Fu il Mangiamorte a parlare. - Male...-
L'urlo di Ted lacerò la stanza. Non riusciì a trattenere un gemito.
- Allora? Adesso che mi dici?-
Ted stava ansimando. Alzò la testa. - Niente.-
- Passiamo a tua moglie...-
Vidi ancora lo sguardo terrorizzato di mio marito.
Poi fu solo dolore.



Sento qualcosa di bagnato nel pugno chiuso. Lo apro: la ferita ha ricominciato a sanguinare.
Un grumo rosso si è formato nel mio palmo. Vado in bagno per lavarlo. L'acqua scorre limpida sulla mano.

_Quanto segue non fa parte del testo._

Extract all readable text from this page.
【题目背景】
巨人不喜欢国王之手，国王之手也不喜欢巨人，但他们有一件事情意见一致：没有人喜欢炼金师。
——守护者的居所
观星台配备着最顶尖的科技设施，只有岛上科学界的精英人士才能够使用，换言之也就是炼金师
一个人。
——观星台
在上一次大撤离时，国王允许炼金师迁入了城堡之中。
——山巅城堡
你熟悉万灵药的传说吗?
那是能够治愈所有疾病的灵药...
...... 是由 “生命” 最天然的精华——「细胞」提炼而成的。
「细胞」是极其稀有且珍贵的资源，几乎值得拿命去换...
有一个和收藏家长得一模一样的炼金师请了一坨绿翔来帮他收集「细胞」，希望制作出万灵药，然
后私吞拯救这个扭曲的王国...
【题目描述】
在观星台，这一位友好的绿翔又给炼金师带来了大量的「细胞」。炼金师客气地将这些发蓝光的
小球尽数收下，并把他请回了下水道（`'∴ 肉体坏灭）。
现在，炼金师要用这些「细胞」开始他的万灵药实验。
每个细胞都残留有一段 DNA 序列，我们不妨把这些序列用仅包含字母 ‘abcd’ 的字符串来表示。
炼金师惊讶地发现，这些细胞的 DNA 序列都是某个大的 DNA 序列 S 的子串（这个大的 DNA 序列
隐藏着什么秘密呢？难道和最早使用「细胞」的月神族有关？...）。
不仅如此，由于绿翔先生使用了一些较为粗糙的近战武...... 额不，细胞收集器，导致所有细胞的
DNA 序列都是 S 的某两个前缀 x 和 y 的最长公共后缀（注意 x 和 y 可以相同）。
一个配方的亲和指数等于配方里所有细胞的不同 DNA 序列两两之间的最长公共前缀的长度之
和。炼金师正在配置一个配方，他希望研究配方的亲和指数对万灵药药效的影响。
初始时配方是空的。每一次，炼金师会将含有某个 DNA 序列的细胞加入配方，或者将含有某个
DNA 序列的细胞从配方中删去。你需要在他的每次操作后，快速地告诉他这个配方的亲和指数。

Le ore passavano. E io non sapevo che fare. Avevo paura, più di quanta non ne avessi mai avuta in tutta la mia vita.
Ted non c'era. Se ne era andato via qualche mese prima, senza nemmeno salutarci. Me l'avevano portato via. E ora non era lì, a starmi vicino, a tenermi la mano. Lui che, per tutta la vita, mi aveva dato la forza di affrontarla.
Non avrebbe dovuto fare quel lavoro, Ninfadora. Avevo sempre cercato di dirglielo, era troppo pericoloso. C'erano altre persone che potevano svolgerlo. Ma perchè lei?
E le ore continuavano a scorrere, io non sapevo che fare e avevo paura. Ted non c'era e Ninfadora ormai era lontana da me. Forse era viva e stava bene. O forse no...E Remus?
Mi sentivo intrappolata, di nuovo. Come quando, da giovane, mi sembrava di urlare senza che nessuno potesse sentire il mio grido, o, peggio, che lo volesse ascoltare.

Poi comparve un gatto. Argenteo, quasi fluido.
Caddi a terra. Un grido.
Mi piegai in avanti. Un altro, lungo, grido.



I ricordi forse fanno solo male. Soprattutto se non hanno più alcun significato.
Quando ero una ragazza, mi guardavo allo specchio e non capivo il senso di ciò che vedevo. Ora vedo il mio volto riflesso sul vetro, sull'acqua, su un patronus argenteo, e continuo a non comprendere nulla. Mi sembra tutto ancora più vuoto di prima.
Solo che sto così male e poi sento un pianto, il pianto di un bambino. Un pianto che mi dice: -Vivi, Andromeda, vivi, perchè ci son qui io-
E io vivo, Teddy, vivo, perchè ci sei qui tu.